# This code is part of Qiskit.
#
# (C) Copyright IBM 2022.
#
# This code is licensed under the Apache License, Version 2.0. You may
# obtain a copy of this license in the LICENSE.txt file in the root directory
# of this source tree or at http://www.apache.org/licenses/LICENSE-2.0.
#
# Any modifications or derivative works of this code must retain this
# copyright notice, and modified files need to carry a notice indicating
# that they have been altered from the originals.

"""Defines a swap strategy class."""
from __future__ import annotations
from typing import Any
import copy
import numpy as np

from qiskit.exceptions import QiskitError
from qiskit.transpiler.coupling import CouplingMap


class SwapStrategy:
    """A class representing swap strategies for coupling maps.

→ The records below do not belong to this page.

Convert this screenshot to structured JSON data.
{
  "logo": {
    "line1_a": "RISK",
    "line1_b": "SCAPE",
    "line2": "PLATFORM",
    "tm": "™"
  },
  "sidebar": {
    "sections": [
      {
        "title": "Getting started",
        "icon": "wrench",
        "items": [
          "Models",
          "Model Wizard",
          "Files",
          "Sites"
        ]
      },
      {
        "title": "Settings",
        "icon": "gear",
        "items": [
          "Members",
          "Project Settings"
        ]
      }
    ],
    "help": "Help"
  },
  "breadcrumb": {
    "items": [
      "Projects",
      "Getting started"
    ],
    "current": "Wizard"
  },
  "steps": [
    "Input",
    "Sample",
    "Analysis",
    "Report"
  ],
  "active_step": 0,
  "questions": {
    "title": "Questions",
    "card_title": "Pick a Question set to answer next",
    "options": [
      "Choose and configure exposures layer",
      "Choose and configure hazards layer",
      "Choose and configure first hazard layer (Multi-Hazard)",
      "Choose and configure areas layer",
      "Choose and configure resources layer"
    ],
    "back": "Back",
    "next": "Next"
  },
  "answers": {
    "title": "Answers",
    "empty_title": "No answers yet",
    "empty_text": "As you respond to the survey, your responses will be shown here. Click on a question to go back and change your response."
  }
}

    A swap strategy is a tuple of swap layers to apply to the coupling map to
    route blocks of commuting two-qubit gates. Each swap layer is specified by a set of tuples
    which correspond to the edges of the coupling map that are swapped. At each swap layer
    SWAP gates are applied to the corresponding edges. These SWAP gates must be executable in
    parallel. This means that a qubit can only be present once in a swap layer. For example, the
    following swap layers represent the optimal swap strategy for a line with five qubits

    .. code-block:: text

        (
            ((0, 1), (2, 3)),  # Swap layer no. 1
            ((1, 2), (3, 4)),  # Swap layer no. 2
            ((0, 1), (2, 3)),  # Swap layer no. 3
        )

    This strategy is optimal in the sense that it reaches full qubit-connectivity in the least
    amount of swap gates. More generally, a swap strategy is optimal for a given block of
    commuting two-qubit gates and a given coupling map if it minimizes the number of gates
    applied when routing the commuting two-qubit gates to the coupling map. Finding the optimal
    swap strategy is a non-trivial problem but can be done for certain coupling maps such as a
    line coupling map. This class stores the permutations of the qubits resulting from the swap
    strategy. See https://arxiv.org/abs/2202.03459 for more details.
    """

    def __init__(
        self, coupling_map: CouplingMap, swap_layers: tuple[tuple[tuple[int, int], ...], ...]
    ) -> None:
        """
        Args:
            coupling_map: The coupling map the strategy is implemented for.
            swap_layers: The swap layers of the strategy, specified as tuple of swap layers.
                Each swap layer is a tuple of edges to which swaps are applied simultaneously.
                Each swap is specified as an edge which is a tuple of two integers.

        Raises:
            QiskitError: If the coupling map is not specified.
            QiskitError: if the swap strategy is not valid. A swap strategy is valid if all
                swap gates, specified as tuples, are contained in the edge set of the coupling map.
                A swap strategy is also invalid if a layer has multiple swaps on the same qubit.
        """
        self._coupling_map = coupling_map
        self._num_vertices = coupling_map.size()
        self._swap_layers = swap_layers
        self._distance_matrix: np.ndarray | None = None
        self._possible_edges: set[tuple[int, int]] | None = None
        self._missing_couplings: set[tuple[int, int]] | None = None
        self._inverse_composed_permutation = {0: list(range(self._num_vertices))}

        edge_set = set(self._coupling_map.get_edges())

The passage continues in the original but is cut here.